What happens to our kids when vaccine misinformation reigns?

It has been my honor and privilege to practice general pediatrics in Idaho for 25 years. I have worked with families from Boise and Eagle to Nampa and Caldwell. But I feel compelled to speak out today because the world has shifted underneath my colleagues and me, and not in a good way.
Until this year, I can honestly say:
• Never have I ever thought I would worry about taking care of a child with measles, a disease that I have studied but have never seen before now, thanks to the MMR vaccine. However, because of misinformation spread by people who have not spent their lives taking care of kids, we have seen over 1,500 cases nationally this year, with more than one in ten children needing to be hospitalized. And it’s not just measles. Because of decreased immunization rates, more children have suffered and died from measles, influenza, and pertussis in the United States in the last year than during the past several decades combined.
• Never have I ever seen a mother, paralyzed by doubt over the barrage of conflicting, politicized information, cry over whether or not to vaccinate her newborn…not until last month.
• Never have I ever thought that something that was proven wrong years ago would be brought up again as “fact” by people in authority. We know the MMR vaccine does not cause autism. Any supposed link has been robustly and repeatedly disproven by large-scale, independent, published studies conducted over many years.
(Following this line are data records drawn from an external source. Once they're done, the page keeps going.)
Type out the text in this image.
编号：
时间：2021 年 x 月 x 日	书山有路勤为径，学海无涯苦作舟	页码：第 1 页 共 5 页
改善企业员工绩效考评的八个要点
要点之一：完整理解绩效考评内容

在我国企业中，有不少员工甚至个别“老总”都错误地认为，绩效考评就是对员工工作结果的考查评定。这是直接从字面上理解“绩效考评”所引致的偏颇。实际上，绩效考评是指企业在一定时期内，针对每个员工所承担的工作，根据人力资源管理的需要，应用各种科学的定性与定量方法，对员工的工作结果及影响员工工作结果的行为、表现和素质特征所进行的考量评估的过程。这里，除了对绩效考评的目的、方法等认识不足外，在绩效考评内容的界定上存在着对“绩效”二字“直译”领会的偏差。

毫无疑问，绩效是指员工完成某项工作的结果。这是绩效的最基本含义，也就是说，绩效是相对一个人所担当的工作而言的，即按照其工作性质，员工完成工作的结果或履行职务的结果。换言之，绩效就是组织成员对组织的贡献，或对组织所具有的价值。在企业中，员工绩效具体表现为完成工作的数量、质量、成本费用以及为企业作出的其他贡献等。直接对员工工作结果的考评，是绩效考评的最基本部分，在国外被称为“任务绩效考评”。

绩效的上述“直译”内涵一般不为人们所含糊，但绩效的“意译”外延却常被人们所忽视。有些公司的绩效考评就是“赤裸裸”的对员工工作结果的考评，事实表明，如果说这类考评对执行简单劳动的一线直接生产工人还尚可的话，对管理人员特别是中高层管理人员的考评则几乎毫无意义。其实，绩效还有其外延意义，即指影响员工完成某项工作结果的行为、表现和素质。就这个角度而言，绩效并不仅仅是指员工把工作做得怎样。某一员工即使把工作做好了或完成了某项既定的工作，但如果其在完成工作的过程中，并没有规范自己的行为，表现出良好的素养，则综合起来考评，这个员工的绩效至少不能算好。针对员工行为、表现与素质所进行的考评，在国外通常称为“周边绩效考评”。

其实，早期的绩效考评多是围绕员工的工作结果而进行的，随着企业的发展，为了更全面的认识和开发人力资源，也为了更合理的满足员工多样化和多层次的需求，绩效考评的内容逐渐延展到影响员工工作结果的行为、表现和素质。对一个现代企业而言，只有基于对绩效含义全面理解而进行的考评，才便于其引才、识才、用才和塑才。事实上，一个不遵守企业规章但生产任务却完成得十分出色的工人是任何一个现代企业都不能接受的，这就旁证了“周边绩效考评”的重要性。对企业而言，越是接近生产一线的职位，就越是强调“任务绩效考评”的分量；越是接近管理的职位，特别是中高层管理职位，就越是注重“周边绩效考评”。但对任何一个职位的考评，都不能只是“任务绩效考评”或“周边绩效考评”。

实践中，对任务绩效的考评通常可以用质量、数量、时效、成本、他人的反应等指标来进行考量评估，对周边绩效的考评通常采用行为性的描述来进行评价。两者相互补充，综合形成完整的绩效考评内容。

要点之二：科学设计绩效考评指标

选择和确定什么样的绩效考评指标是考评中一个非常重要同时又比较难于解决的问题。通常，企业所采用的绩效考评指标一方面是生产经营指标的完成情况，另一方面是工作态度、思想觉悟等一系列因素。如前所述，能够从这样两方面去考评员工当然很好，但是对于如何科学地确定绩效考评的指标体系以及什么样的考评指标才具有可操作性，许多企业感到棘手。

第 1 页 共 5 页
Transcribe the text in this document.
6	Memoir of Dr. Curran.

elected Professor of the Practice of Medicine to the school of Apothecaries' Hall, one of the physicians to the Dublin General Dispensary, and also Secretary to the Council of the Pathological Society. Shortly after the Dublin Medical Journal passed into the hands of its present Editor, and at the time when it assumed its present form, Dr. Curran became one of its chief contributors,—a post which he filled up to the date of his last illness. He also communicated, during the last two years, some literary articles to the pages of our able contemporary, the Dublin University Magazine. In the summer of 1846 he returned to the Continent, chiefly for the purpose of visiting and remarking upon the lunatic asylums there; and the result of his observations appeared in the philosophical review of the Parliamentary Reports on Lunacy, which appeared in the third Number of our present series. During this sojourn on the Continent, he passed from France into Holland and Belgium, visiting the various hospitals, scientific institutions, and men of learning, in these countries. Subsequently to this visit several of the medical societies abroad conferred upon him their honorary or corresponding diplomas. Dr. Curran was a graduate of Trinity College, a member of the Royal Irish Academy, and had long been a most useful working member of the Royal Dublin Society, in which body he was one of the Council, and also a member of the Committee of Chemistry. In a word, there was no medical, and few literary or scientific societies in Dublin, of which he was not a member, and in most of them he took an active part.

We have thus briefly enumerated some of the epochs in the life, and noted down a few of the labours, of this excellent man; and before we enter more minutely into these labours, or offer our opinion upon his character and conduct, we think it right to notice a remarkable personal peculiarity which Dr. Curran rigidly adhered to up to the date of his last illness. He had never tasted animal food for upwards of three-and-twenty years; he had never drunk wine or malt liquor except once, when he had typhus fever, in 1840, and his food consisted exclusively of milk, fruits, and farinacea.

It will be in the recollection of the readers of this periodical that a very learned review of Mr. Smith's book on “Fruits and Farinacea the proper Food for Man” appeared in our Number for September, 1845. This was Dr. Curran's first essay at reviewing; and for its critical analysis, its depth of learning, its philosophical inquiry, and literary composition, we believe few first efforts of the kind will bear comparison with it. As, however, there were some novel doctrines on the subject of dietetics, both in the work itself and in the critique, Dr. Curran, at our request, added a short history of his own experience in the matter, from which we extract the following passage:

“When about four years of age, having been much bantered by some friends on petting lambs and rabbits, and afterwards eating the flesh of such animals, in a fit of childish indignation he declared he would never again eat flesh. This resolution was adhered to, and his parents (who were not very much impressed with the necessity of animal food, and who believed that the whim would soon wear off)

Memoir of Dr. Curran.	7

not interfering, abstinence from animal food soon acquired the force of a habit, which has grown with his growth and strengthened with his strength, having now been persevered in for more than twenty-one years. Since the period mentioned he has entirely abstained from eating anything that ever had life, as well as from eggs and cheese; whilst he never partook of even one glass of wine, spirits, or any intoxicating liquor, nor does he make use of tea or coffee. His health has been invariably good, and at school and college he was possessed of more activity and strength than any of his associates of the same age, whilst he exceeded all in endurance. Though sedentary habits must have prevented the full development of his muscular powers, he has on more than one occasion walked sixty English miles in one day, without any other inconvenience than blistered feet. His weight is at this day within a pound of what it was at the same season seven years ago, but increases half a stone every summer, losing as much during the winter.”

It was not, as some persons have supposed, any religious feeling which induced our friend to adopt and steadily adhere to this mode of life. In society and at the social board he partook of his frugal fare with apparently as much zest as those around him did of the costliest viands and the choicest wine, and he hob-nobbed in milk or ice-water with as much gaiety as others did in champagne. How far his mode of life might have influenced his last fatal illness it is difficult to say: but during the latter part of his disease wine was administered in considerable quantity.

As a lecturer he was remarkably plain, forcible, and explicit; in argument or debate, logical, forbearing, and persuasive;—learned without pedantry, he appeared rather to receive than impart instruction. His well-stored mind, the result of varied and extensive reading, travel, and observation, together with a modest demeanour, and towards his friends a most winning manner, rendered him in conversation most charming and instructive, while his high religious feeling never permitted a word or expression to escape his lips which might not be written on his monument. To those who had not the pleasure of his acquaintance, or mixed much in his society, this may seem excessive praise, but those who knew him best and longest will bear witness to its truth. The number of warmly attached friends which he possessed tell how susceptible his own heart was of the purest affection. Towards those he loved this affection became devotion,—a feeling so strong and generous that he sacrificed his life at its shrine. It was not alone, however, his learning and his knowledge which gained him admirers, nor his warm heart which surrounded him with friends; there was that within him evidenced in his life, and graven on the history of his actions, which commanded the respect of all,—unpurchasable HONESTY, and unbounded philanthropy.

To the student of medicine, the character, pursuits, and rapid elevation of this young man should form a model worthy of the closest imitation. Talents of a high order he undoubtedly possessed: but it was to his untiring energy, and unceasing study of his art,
Never have I ever imagined that individuals who misspell the names of the vaccine-preventable diseases, diseases that I have spent my professional life studying and treating, would hold sway over public health decisions.
The American people should be able to trust the government to use science, experience, and expertise when it comes to our nation’s health. But today we have a Secretary of Health and Human Services with no medical background who is pushing his own agenda. While I strongly believe that everyone is entitled to an opinion, I submit that RFK should not be the person dictating health policy for all Americans.
Vaccines save lives. They have done so for over a century. Do they carry potential adverse side effects and preservatives? Yes, they do; nobody has said otherwise. All medicines, such as intravenous antibiotics and chemotherapy agents, carry risks and also use preservatives. Should we have a federally-appointed attorney make life-and-death decisions about those as well? We, providers, go through years of medical training so we can spend our days helping families weigh the benefits and risks of all types of decisions, including vaccines. I do not need unfounded accusations in the room between my patient and me while I am practicing medicine.
So, who will protect the children in this year of falsehoods and half-truths? It is not our government, or perhaps not even the 67,000+ pediatricians across the U.S. I believe it will be the parents. Because despite everything that has happened in the last several years, seventy-five percent of American parents across all political affiliations support vaccines and school entry requirements. If parents use their parental freedom to ignore the divisive noise and once again trust evidence and their medical providers, we can protect the progress we’ve made against vaccine-preventable diseases.
Next month, during Idaho’s legislative session, there will be a bill introduced to ban all immunization requirements. This bill is extremely dangerous and unnecessary, as it is already very easy in our great state for families to opt out of vaccines if they choose. All this bill will do is send our record-low vaccination rates even lower, which will, in turn, cause more illness and death. We need to step back from the constant barrage of information and demand medical facts over political fiction. Our children are counting on us.
Statements made in this opinion piece are supported by pediatricians across the state through the Idaho Chapter of the American Academy of Pediatrics.”
DR. NOREEN WOMACK, MD
Boise
Dr. Noreen Womack, M.D. is a member of the American Academy of Pediatrics, co-founder of Idaho Children Are Primary and a guardian ad litem for Idaho’s Fourth Judicial District.